FWI/JMI with directional TV has been demonstrated to be a more effective method than the alternatives. We design the directional TV based on the dip field calculated from an initial image. By considering the local structural directions of the spatial gradient and their weights according to the local dip, the proposed method achieves a better result compared to FWI/JMI without regularization or with conventional TV. In the case of complex subsurface structures, the local dip map cannot be estimated properly. However, directional TV regularization is not sensitive to the accuracy of the estimated dip, because even using an arbitrary dominant direction would not be worse than using horizontal- and vertical-gradients like using conventional TV in a complex area.

In terms of the parameter selection, we choose a relaxation strategy for $\mu$, which is increasing exponentially. In this way, we relax the strength of the L1 constraint gradually to make the inversion converge. $\lambda$ is a constant which depends on the scale of the data. We can set a proper $\lambda$ to make sure around $60\% - 70\%$ of the energy is passed through the shrinkage step in Algorithm 1, in order to improve the stability of the algorithm. Regarding the weights on the dominant direction and its perpendicular direction of gradients, it depends on the accuracy of the estimated dip field and the bias of the subsurface structures. Usually, $\alpha_1 : \alpha_2 = 2 : 1$ is a safe choice. In this paper, we use $\alpha_1 : \alpha_2 = 3 : 1$ for both examples, which puts more weight on the dominant spatial direction of the velocity gradient, because the structures of the Marmousi model are quite tilted and biased.

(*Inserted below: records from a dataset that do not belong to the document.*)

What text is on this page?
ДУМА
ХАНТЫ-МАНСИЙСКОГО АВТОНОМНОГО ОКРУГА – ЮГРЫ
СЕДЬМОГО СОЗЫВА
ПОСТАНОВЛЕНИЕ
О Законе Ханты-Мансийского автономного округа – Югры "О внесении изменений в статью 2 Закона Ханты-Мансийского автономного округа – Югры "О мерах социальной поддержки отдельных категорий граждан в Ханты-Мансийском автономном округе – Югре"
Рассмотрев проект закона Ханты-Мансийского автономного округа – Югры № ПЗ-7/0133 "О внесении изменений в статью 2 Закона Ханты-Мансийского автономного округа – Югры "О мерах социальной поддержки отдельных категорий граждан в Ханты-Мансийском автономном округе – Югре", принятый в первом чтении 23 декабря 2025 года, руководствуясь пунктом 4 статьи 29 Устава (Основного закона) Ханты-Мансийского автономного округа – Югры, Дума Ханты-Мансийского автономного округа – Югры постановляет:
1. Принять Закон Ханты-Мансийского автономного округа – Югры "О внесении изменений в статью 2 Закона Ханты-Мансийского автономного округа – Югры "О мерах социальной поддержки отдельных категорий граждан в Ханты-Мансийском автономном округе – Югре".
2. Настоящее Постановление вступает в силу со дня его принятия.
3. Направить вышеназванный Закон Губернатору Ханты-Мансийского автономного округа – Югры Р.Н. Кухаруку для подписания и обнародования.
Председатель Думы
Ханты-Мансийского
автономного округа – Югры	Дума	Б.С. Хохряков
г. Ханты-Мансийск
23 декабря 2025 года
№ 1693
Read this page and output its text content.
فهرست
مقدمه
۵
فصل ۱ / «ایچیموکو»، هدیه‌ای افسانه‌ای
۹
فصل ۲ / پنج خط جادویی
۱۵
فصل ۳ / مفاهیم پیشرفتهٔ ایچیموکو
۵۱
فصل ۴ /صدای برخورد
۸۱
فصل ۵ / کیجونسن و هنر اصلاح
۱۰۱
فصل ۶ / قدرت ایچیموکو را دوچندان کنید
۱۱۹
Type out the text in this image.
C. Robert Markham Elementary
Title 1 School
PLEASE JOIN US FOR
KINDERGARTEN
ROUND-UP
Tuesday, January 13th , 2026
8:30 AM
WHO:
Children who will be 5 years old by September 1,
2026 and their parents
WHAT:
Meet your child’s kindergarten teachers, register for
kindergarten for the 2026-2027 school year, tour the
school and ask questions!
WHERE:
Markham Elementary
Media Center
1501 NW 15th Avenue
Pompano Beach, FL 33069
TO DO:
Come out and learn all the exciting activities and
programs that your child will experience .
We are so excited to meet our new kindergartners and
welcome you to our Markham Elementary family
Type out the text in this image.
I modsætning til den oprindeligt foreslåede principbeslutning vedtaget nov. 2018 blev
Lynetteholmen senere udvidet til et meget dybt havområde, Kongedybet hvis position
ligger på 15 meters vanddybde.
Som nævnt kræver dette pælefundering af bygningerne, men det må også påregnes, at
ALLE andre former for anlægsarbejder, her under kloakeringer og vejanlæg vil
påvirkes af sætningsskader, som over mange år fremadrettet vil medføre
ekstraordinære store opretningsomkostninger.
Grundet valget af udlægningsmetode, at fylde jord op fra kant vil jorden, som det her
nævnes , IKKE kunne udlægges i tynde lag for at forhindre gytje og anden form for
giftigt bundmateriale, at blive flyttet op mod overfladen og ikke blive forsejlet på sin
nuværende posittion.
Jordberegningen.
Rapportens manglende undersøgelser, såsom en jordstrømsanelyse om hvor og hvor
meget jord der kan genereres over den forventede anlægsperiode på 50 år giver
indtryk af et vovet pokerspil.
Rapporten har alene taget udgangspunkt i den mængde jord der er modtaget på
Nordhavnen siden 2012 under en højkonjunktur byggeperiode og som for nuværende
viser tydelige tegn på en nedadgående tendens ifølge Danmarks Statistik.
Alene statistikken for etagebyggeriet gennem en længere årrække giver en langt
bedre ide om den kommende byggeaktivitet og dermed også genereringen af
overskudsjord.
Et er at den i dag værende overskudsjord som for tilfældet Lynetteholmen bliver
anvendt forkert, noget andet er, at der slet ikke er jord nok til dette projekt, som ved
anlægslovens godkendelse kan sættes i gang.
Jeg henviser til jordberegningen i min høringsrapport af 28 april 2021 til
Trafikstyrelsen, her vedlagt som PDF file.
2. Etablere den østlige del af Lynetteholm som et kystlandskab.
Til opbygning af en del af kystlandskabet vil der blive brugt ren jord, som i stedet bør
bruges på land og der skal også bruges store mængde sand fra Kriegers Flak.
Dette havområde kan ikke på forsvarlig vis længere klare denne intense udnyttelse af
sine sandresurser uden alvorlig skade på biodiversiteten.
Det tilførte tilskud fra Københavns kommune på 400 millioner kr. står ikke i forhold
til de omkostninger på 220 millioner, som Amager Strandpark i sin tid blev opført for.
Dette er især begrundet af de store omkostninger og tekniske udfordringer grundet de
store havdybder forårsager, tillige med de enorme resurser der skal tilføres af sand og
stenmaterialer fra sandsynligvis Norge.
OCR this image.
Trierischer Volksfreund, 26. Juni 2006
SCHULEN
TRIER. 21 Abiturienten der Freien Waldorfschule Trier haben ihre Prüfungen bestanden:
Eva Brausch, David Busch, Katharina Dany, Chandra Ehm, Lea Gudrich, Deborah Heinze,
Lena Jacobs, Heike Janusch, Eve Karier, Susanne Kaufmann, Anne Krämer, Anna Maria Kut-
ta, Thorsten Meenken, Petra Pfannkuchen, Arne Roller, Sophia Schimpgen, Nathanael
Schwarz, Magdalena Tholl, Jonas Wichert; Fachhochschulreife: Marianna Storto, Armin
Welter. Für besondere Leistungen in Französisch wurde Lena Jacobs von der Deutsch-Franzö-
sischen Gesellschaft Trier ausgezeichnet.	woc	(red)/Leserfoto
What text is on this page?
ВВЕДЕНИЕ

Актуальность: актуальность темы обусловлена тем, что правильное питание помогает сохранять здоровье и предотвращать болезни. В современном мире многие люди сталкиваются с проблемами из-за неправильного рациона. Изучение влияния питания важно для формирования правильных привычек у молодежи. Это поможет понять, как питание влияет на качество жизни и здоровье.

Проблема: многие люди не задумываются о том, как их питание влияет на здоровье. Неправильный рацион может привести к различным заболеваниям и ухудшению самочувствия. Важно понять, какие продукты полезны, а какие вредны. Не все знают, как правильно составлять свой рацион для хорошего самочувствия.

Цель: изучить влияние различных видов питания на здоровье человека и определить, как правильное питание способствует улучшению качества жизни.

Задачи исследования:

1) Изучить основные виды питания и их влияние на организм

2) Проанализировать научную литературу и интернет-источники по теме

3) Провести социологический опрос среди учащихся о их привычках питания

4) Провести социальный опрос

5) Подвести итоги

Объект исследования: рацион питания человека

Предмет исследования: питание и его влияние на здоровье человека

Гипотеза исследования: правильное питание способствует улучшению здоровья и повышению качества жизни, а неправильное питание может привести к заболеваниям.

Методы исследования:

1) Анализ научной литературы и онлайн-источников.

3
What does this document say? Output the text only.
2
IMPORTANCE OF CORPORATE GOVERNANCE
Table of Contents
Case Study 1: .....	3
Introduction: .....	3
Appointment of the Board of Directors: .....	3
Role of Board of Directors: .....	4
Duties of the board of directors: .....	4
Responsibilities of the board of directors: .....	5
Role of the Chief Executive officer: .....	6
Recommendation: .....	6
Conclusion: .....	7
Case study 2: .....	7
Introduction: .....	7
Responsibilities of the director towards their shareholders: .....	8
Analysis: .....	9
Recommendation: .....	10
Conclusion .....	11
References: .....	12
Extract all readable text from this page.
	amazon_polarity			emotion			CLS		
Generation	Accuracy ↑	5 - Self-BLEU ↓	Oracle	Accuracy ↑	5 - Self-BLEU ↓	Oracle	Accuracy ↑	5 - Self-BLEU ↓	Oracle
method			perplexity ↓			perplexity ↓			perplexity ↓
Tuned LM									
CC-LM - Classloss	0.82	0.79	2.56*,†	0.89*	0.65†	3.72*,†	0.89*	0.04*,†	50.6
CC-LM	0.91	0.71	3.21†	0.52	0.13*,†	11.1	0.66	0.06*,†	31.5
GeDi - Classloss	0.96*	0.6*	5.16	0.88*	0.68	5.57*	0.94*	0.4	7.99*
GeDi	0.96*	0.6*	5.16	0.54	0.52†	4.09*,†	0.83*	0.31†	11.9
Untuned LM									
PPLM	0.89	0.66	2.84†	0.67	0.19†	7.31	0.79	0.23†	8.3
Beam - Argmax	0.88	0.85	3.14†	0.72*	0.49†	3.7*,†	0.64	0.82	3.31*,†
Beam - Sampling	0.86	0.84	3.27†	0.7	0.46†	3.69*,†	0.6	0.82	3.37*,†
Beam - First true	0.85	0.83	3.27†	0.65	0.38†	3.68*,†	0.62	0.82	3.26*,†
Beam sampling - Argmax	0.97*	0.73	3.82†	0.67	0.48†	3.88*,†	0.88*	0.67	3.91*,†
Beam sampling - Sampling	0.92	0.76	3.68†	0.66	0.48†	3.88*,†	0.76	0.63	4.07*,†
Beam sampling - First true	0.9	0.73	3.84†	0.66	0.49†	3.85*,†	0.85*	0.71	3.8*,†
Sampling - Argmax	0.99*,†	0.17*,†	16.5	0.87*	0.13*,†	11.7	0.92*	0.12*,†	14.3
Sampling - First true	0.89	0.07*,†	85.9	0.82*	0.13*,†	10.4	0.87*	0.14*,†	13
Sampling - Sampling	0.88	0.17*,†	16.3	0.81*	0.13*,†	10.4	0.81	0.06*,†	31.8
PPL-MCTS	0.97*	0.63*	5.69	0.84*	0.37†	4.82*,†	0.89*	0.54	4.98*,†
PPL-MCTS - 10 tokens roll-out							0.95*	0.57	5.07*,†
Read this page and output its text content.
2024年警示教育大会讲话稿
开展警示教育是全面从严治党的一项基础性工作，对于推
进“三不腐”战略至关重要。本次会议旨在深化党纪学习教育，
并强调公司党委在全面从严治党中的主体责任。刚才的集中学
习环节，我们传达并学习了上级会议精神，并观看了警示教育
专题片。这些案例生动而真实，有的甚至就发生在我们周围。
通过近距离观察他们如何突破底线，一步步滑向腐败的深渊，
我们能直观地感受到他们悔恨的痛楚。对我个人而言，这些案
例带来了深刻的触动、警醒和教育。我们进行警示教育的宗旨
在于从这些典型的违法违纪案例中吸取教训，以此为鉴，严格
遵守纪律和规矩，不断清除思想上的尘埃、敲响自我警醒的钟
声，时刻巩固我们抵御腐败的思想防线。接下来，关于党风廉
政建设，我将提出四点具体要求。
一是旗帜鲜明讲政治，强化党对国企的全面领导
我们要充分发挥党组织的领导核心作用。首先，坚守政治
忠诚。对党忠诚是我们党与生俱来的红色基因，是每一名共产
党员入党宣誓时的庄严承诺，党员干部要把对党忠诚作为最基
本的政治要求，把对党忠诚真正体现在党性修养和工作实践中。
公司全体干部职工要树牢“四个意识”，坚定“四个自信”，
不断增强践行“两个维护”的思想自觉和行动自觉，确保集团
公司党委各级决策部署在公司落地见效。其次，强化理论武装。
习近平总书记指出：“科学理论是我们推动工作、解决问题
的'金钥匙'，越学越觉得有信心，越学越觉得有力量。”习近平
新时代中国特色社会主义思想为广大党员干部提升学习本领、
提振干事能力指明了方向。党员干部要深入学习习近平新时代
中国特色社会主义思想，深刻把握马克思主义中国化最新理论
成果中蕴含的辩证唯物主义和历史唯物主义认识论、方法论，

Regarding the calculation efficiency of JMI, JMI is more cost-effective than FWI. First, it doesn't require a good initial model to start with due to its linearization; Second, it is implemented in the frequency domain and no finite-difference-based method is used, therefore the horizontal and vertical grid size do not have to satisfy a frequency dispersion condition, but are defined by the spatial Nyquist criterion. For instance, in the JMI example, the frequency range is upto $40$ Hz and the chosen horizontal and vertical grid size is $20$ m and $10$ m, respectively.